RR: I can tell you that when the designer saw the manuscript, he went straight to my editor and said, “We don’t do this; this is never done.” I had several ideas about how to end the book. In one draft, it ends with the violence of my mother’s actual death. But how traumatizing for a reader! And how untrue. Nothing stopped at the moment of her death but her body. It took my mind a lot longer to understand how final her disappearance was. And then I thought of ending the book in Hawaii with my father right after shiva. We cashed in our [frequent flyer] miles and fled the well-wishers, anxious to get away, but of course we just sat in silence in the tropics feeling awful and mean-spirited and a little bored. (The most interesting thing I did was knit about a hundred fingerless gloves while lying on the wicker couch there.) Obviously two shell-shocked people sitting in the sun is an odd ending for a book. The most true ending felt like quiet, like a place for the reader to just be.
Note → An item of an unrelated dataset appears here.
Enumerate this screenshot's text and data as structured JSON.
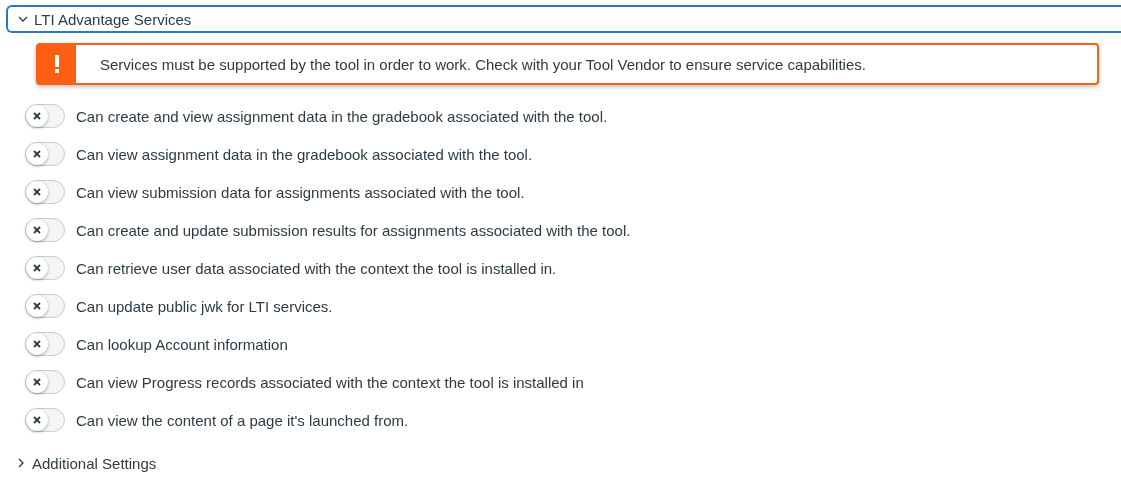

In the memoir (and in my life), the hospice nurse gives me a pamphlet on how to deal with losing a loved one and it was full of typos and clichés and terrible formatting. The first page was blank, and I thought that was how the whole book should have been. That blankness pays tribute to complexity in a way no self-help manual ever could.

P&W: Where do you see The Mercy Papers falling along the spectrum of nonfiction? Does it have a niche within memoir?

RR: I think of The Mercy Papers as a kind of anti-self-help grief book. It offers comfort to those people who know instinctively that they will never cure loss and that the only way to understand life on earth is to just go headfirst through the struggle. To let it awe and stun and transform.

P&W: How did you find the transition back to fiction after this foray into memoir?

RR: I am still transitioning. Fiction is more difficult, I think, than memoir. Not only do you need to depict the world in all its detail, and characters in all their complexity, you also need to figure out what’s going to happen. In memoir, you know what’s going to happen. The magical elements seem to be mellower in my newer fiction, as if through writing memoir I learned how to deal with things straight on rather than through metaphor.

P&W: What are you working on now?

RR: I’m working on some essays, some stories, and a novel idea. But I will admit to loving the short story form above all others. In my fantasy world, I would do nothing but write stories until the end of time.